Jessie L. Bonner, Associated Press
Idaho Treasurer Ron Crane is shown in his office at the state Capitol in Boise, Idaho, Tuesday Nov. 8, 2011.

BOISE — A southwestern Idaho prosecutor is scrutinizing whether state Treasurer Ron Crane broke the law by using a state credit card to fuel up a personal vehicle he drives to and from the Capitol, and on short excursions to grocery stores or church.

Canyon County prosecutor Bryan Taylor confirmed that Idaho Legislative Services auditors who have been reviewing the financial records of Crane's office for months have forwarded their preliminary findings to him.

"They've asked us to see if any criminal offense took place within Canyon County's jurisdiction," Taylor said. "We're fairly early into that investigation."

Legislative Service audits division manager Don Berg declined comment, saying he's awaiting Taylor's conclusions before releasing the audit of Crane's office.
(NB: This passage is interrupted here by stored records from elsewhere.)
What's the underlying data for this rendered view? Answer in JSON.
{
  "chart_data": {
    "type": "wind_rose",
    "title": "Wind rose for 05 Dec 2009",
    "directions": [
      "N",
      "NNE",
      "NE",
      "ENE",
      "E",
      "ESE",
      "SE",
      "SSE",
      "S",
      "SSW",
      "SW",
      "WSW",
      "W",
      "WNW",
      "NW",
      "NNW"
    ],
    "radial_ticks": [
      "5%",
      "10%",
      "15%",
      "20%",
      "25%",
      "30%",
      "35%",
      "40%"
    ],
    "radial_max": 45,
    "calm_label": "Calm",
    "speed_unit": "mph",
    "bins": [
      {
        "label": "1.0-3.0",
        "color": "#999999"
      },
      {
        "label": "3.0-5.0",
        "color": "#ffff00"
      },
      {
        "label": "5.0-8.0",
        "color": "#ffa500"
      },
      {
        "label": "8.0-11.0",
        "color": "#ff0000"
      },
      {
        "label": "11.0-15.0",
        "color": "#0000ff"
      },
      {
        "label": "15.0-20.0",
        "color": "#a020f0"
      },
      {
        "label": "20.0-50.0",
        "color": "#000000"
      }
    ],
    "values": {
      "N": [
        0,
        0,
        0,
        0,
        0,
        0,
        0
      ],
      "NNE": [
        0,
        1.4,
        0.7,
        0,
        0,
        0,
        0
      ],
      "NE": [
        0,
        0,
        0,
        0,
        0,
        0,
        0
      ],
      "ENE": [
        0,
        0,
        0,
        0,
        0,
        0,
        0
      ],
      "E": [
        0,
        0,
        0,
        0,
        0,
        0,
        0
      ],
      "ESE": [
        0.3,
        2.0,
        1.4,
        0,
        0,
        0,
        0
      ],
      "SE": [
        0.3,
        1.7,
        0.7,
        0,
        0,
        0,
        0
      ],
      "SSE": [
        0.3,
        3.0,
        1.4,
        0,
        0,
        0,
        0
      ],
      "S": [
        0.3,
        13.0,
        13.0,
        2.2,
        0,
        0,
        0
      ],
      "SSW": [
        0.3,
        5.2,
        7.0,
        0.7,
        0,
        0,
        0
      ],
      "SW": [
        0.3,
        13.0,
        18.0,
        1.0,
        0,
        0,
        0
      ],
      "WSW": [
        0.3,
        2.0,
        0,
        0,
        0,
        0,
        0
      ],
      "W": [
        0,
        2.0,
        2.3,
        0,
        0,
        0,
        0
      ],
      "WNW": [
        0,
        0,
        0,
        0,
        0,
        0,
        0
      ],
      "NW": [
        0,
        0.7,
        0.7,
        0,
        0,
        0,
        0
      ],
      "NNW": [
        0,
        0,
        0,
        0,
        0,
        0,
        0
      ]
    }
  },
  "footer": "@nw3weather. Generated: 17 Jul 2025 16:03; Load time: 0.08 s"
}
The audit is conducted at least once every three years, by state law.

Crane claims he's saving the state money by using a personal car. However, he doesn't keep a detailed record or logbook to show everywhere he drove using gas paid for by taxpayers.
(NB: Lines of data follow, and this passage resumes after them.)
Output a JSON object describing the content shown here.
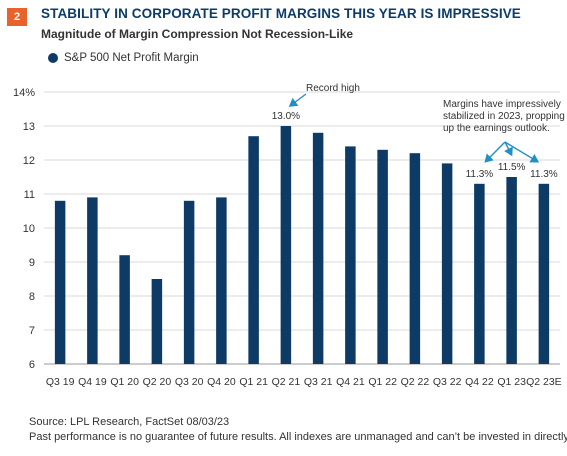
{
  "badge": "2",
  "title": "STABILITY IN CORPORATE PROFIT MARGINS THIS YEAR IS IMPRESSIVE",
  "subtitle": "Magnitude of Margin Compression Not Recession-Like",
  "colors": {
    "bar": "#0d3b66",
    "accent": "#e8632b",
    "annotation": "#1f8fc9",
    "grid": "#d9d9d9"
  },
  "chart_data": {
    "type": "bar",
    "categories": [
      "Q3 19",
      "Q4 19",
      "Q1 20",
      "Q2 20",
      "Q3 20",
      "Q4 20",
      "Q1 21",
      "Q2 21",
      "Q3 21",
      "Q4 21",
      "Q1 22",
      "Q2 22",
      "Q3 22",
      "Q4 22",
      "Q1 23",
      "Q2 23E"
    ],
    "series": [
      {
        "name": "S&P 500 Net Profit Margin",
        "values": [
          10.8,
          10.9,
          9.2,
          8.5,
          10.8,
          10.9,
          12.7,
          13.0,
          12.8,
          12.4,
          12.3,
          12.2,
          11.9,
          11.3,
          11.5,
          11.3
        ]
      }
    ],
    "ylim": [
      6,
      14
    ],
    "yticks": [
      6,
      7,
      8,
      9,
      10,
      11,
      12,
      13,
      14
    ],
    "ytick_labels": [
      "6",
      "7",
      "8",
      "9",
      "10",
      "11",
      "12",
      "13",
      "14%"
    ],
    "grid": "horizontal",
    "legend": "top-left",
    "data_labels": [
      {
        "index": 7,
        "text": "13.0%"
      },
      {
        "index": 13,
        "text": "11.3%"
      },
      {
        "index": 14,
        "text": "11.5%"
      },
      {
        "index": 15,
        "text": "11.3%"
      }
    ],
    "annotations": [
      {
        "text": "Record high",
        "targets": [
          7
        ]
      },
      {
        "lines": [
          "Margins have impressively",
          "stabilized in 2023, propping",
          "up the earnings outlook."
        ],
        "targets": [
          13,
          14,
          15
        ]
      }
    ]
  },
  "footer": {
    "source": "Source: LPL Research, FactSet  08/03/23",
    "disclaimer": "Past performance is no guarantee of future results. All indexes are unmanaged and can’t be invested in directly."
  }
}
Crane has hired attorney David Leroy, a former Idaho attorney general, to represent him after auditors alerted current Attorney General Lawrence Wasden's office about concerns that Crane's activities may have broken the law.

"As a former prosecutor, I can state that these kinds of policy and practice review questions are occasionally presented to public council for review," Leroy said Tuesday. "I would anticipate that the Canyon County prosecutor will conclude this involves questions of public policy and that no finding of criminal conduct will be made."
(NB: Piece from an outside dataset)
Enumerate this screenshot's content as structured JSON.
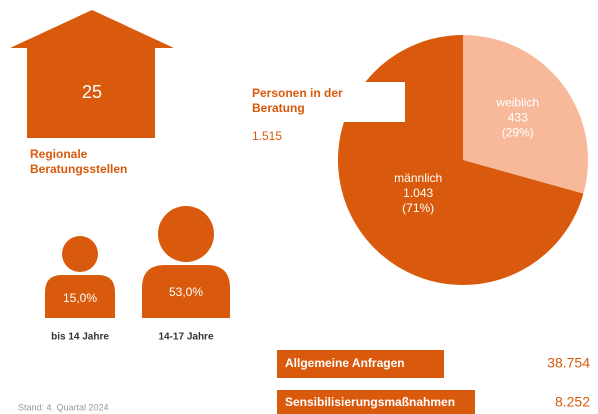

Leroy contends that Crane — as an elected official and not just a state employee — has the discretion to make decisions about the most-efficient and cost-effective means of organizing his official travel.

According to Idaho government policy, use of state vehicles for personal business is strictly prohibited. While personal vehicles may be used for official business in some situations, state policy indicates the cost of travel should be reimbursed at a state-approved rate — currently 45.5 cents per mile — with the mileage computed according to approved state or national maps.

Crane didn't turn in mileage reimbursements, instead using his state card to buy fuel.

The bill for Crane's state Chevron card over the last three years totaled about $6,900, according to documents obtained through a public records request.

The bill was about $2,030 in 2009, $2,875 in 2010 and $1,980 for the first nine months of 2011.

In a recent interview with The Associated Press, Crane said he's used a state Chevron card with a $1,500 spending limit to fill up his own car since February 2005, when he gave up a state-provided vehicle in a bid to save Idaho taxpayers money.

Crane said he only uses gasoline paid for by Idaho taxpayers for commuting to the Capitol, as well as for other official business. Personal travel, he said, is paid out of his own pocketbook.